Fisher & Paykel Healthcare Corporation Limited
- Company type: Public
- Traded as: NZX: FPH; S&P/NZX 50 component; ASX: FPH; S&P/ASX 50 component;
- ISIN: NZFAPE0001S2
- Industry: Healthcare devices
- Founded: 1934; 92 years ago
- Founder: Maurice Paykel & Sir Woolf Fisher
- Headquarters: East Tāmaki, Auckland, New Zealand
- Key people: Lewis Gradon, Managing Director and CEO
- Products: CPAP, Respiratory Humidifiers, Neonatal Care
- Revenue: NZ$1263 million (2020)
- Operating income: NZ$379 million (2020)
- Net income: NZ$287 million (2020)
- Number of employees: 5,081(2020)
- Website: www.fphcare.com

= Fisher & Paykel Healthcare =

New Zealand public company

Fisher & Paykel Healthcare Corporation Limited (FPH) is a manufacturer, designer and marketer of products and systems for use in respiratory care, acute care, and the treatment of obstructive sleep apnea. Based in New Zealand, their products and systems are sold in around 120 countries worldwide. FPH is primarily an exporting company, with just 1 percent of revenue coming from New Zealand sales.

==History==
Fisher & Paykel began in 1934 as an importer of refrigerators, washing machines and radios. In 1938, F&P signed an agreement with Kelvinator and in the mid-1950s moved to manufacturing products using the company's own technology.
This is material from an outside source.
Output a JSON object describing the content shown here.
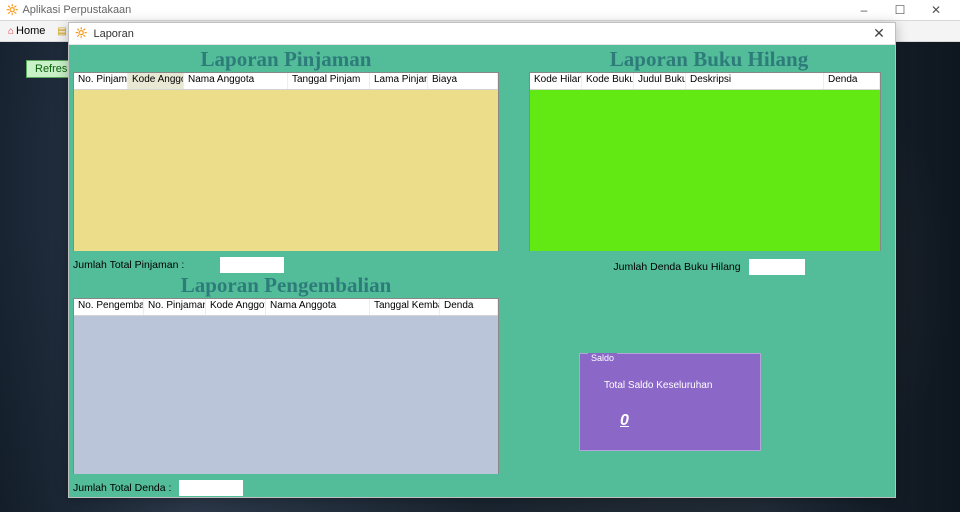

The involvement in healthcare started in the late 1960s when F&P sought involvement in a business that could benefit from their growing manufacturing and electronic expertise. A prototype respiratory humidifier, developed in New Zealand for use with patients being ventilated in hospital intensive care situations, was taken to the production stage by F&P. Continuing product innovation to improve patient care and development of a world-wide distribution network are two core strengths.

The company was separated and was also listed on the stock exchange on 14 November 2001. As part of a reorganization, Fisher & Paykel Industries Limited was renamed Fisher & Paykel Healthcare Corporation Limited and a new company, Fisher & Paykel Appliances Holdings Limited, was established to own F&P's appliances and finance business.
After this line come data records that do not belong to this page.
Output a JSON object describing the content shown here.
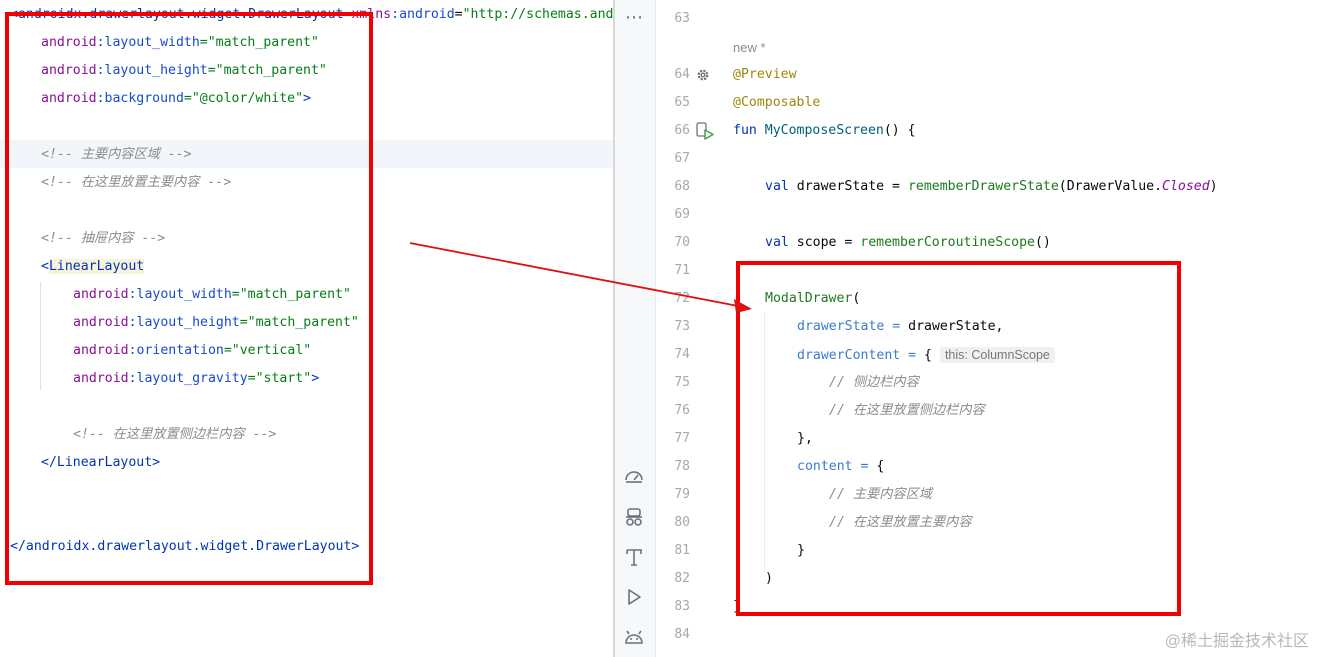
{
  "xml_editor": {
    "lines": {
      "l1_open": "<",
      "l1_tag": "androidx.drawerlayout.widget.DrawerLayout",
      "l1_attr_ns": " xmlns",
      "l1_attr_ns2": ":android",
      "l1_eq": "=",
      "l1_val": "\"http://schemas.andr",
      "a1_ns": "android",
      "a1_name": ":layout_width",
      "a1_val": "=\"match_parent\"",
      "a2_ns": "android",
      "a2_name": ":layout_height",
      "a2_val": "=\"match_parent\"",
      "a3_ns": "android",
      "a3_name": ":background",
      "a3_val": "=\"@color/white\"",
      "a3_close": ">",
      "c1": "<!-- 主要内容区域 -->",
      "c2": "<!-- 在这里放置主要内容 -->",
      "c3": "<!-- 抽屉内容 -->",
      "ll_open": "<",
      "ll_tag": "LinearLayout",
      "b1_ns": "android",
      "b1_name": ":layout_width",
      "b1_val": "=\"match_parent\"",
      "b2_ns": "android",
      "b2_name": ":layout_height",
      "b2_val": "=\"match_parent\"",
      "b3_ns": "android",
      "b3_name": ":orientation",
      "b3_val": "=\"vertical\"",
      "b4_ns": "android",
      "b4_name": ":layout_gravity",
      "b4_val": "=\"start\"",
      "b4_close": ">",
      "c4": "<!-- 在这里放置侧边栏内容 -->",
      "ll_close": "</LinearLayout>",
      "dl_close": "</androidx.drawerlayout.widget.DrawerLayout>"
    }
  },
  "toolbar": {
    "more_label": "⋯",
    "icons": [
      "more-icon",
      "performance-icon",
      "inspector-icon",
      "text-format-icon",
      "run-icon",
      "android-icon"
    ]
  },
  "kotlin_editor": {
    "line_numbers": [
      "63",
      "64",
      "65",
      "66",
      "67",
      "68",
      "69",
      "70",
      "71",
      "72",
      "73",
      "74",
      "75",
      "76",
      "77",
      "78",
      "79",
      "80",
      "81",
      "82",
      "83",
      "84"
    ],
    "new_label": "new *",
    "code": {
      "l64": "@Preview",
      "l65": "@Composable",
      "l66_kw": "fun ",
      "l66_name": "MyComposeScreen",
      "l66_rest": "() {",
      "l68_kw": "val ",
      "l68_id": "drawerState",
      "l68_eq": " = ",
      "l68_fn": "rememberDrawerState",
      "l68_p1": "(DrawerValue.",
      "l68_enum": "Closed",
      "l68_p2": ")",
      "l70_kw": "val ",
      "l70_id": "scope",
      "l70_eq": " = ",
      "l70_fn": "rememberCoroutineScope",
      "l70_p": "()",
      "l72_fn": "ModalDrawer",
      "l72_p": "(",
      "l73_param": "drawerState",
      "l73_eq": " = ",
      "l73_val": "drawerState,",
      "l74_param": "drawerContent",
      "l74_eq": " = ",
      "l74_brace": "{ ",
      "l74_hint": "this: ColumnScope",
      "l75": "// 侧边栏内容",
      "l76": "// 在这里放置侧边栏内容",
      "l77": "},",
      "l78_param": "content",
      "l78_eq": " = ",
      "l78_brace": "{",
      "l79": "// 主要内容区域",
      "l80": "// 在这里放置主要内容",
      "l81": "}",
      "l82": ")",
      "l83": "}"
    }
  },
  "watermark": "@稀土掘金技术社区",
  "colors": {
    "annotation_box": "#f00000",
    "arrow": "#e01010"
  }
}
In connection with the reorganisation, Fisher & Paykel Healthcare Corporation Limited listed on the Australian and New Zealand Stock Exchanges and Nasdaq. In February 2003 the Nasdaq listing was terminated.

==Business areas==
The company maintains focus on two major product groups.
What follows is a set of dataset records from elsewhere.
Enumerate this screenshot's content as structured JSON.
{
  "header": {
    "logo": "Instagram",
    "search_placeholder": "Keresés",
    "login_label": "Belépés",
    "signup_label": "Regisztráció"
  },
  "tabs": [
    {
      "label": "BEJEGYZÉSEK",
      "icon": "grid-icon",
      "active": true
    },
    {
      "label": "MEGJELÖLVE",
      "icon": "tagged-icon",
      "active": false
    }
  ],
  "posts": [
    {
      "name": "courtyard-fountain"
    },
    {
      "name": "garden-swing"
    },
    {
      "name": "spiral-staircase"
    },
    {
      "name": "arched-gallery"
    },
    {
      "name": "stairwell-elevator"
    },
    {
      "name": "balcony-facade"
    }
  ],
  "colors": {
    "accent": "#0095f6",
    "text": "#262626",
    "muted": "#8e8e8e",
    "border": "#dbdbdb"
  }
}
===Respiratory and acute care===
Respiratory humidifiers, single-use and reusable chambers and breathing circuits and accessories. These are designed to humidify and deliver the gases that a patient receives during mechanical ventilation, non-invasive ventilation, oxygen therapy, and laparoscopic surgery.

Their neonatal care products include infant warmers to help maintain normal body temperature, infant resuscitators and CPAP systems designed to improve infant respiratory function.

===Obstructive sleep apnea===
Continuous positive airway pressure (CPAP) therapy products, which are used in the treatment of obstructive sleep apnoea to prevent temporary airway closure during sleep. Their products, including integrated flow generator-humidifiers, are designed to deliver humidified airflow to patients during CPAP therapy.

==Manufacturing==
They manufacture, assemble and test their complete range of products, including many components, at their facilities in New Zealand with a total area of approximately 560,000 ft^{2} (51,000 m^{2}). An additional manufacturing facility was established in Tijuana, Mexico, in 2010. The Tijuana facility was responsible for approximately 30% of the company's total production volume, and approximately 50% of all products sold in the US, in 2015. A second Tijuana manufacturing facility was completed in January 2019. A third facility in Mexico was being planned in 2020.